Add to your claude_desktop_config.json:

{
  "mcpServers": {
    "spector": {
      "command": "java",
      "args": [
        "--add-modules", "jdk.incubator.vector",
        "--enable-native-access=ALL-UNNAMED",
        "--enable-preview",
        "-jar", "/path/to/spector-dist/target/spector.jar",
        "--config", "/path/to/spector.yml"
      ]
    }
  }
}

4. CLI Options¶

--config <FILE>        Explicit config file (YAML or .properties)
--profile <NAME>       Configuration profile (loads spector-{profile}.yml)
--dims <N>             Vector dimensionality (default: 384)
--capacity <N>         Max document capacity (default: 100000)
--data-dir <DIR>       Persistence directory (auto-enables DISK mode)
--ollama-url <URL>     Ollama embedding server URL
--ollama-model <NAME>  Ollama embedding model name
--help, -h             Show help

Recommended: Use a spector.yml config file.

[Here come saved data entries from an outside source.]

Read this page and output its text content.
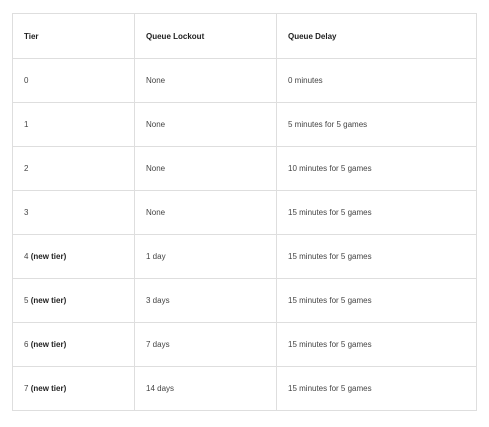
Tier	Queue Lockout	Queue Delay
0	None	0 minutes
1	None	5 minutes for 5 games
2	None	10 minutes for 5 games
3	None	15 minutes for 5 games
4 (new tier)	1 day	15 minutes for 5 games
5 (new tier)	3 days	15 minutes for 5 games
6 (new tier)	7 days	15 minutes for 5 games
7 (new tier)	14 days	15 minutes for 5 games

CLI flags override config file values.

Why Spector MCP is Different¶

Feature	Python Vector DB MCP	Spector MCP
Search latency	2–10ms (network + Python GIL)	88µs p50 (in-process SIMD)
Network overhead	HTTP/gRPC round-trip	Zero (direct method call)
GC pauses	Python/JVM heap pressure	≤0.01% (100% off-heap Panama)
Concurrent queries	Limited by Python GIL	61,000 QPS (Virtual Threads)
Dependencies	Python framework stack	Single JAR (zero Python)
Cognitive memory	External service (Mem0, Zep)	Built-in (opt-in via config)

Design Patterns¶

Adding a New Tool¶

To add a new MCP tool, create a class extending McpToolHandler and register it:

// 1. Create the tool (one focused class)
public final class MyTool extends McpToolHandler {
    @Override public String name() { return "my_tool"; }
    @Override public String description() { return "Does something useful."; }
    @Override public Map<String, Object> inputSchema() {
        return ToolSchemaBuilder.object()
                .requiredString("input", "The input.")
                .optionalInt("count", "How many.", 5)
                .build();
    }
    @Override public CallToolResult execute(SpectorEngine engine, Map<String, Object> args) {
        String input = requireString(args, "input");
        int count = optionalInt(args, "count", 5);
        return textResult("Result: " + input);
    }
}

// 2. Register in SpectorToolRegistry.handlers() — one line:
List.of(
    new SemanticSearchTool(),
    // ... existing tools ...
    new MyTool()  // ← add here
);

Key Design Decisions¶

Template Method (McpToolHandler) — timing, error handling, and arg parsing in the base class
Builder Pattern (ToolSchemaBuilder) — type-safe JSON schema, no nested Map.of()
Open/Closed Principle (SpectorToolRegistry) — add a tool = 1 class + 1 line
Zero runtime overhead — schemas built once, reused forever

Protocol Support¶

Transport: Stdio (JSON-RPC 2.0 over stdin/stdout)
MCP SDK: Official Anthropic Java SDK (io.modelcontextprotocol.sdk:mcp)
Capabilities: Tools, Resources, Prompts
Java Version: 25+ (Virtual Threads, Vector API, Panama FFM)

Test Suite¶

Tests run: 15, Failures: 0, Errors: 0, Skipped: 0
BUILD SUCCESS

Covers: tool registry, all tool handlers, schema builder, argument validation.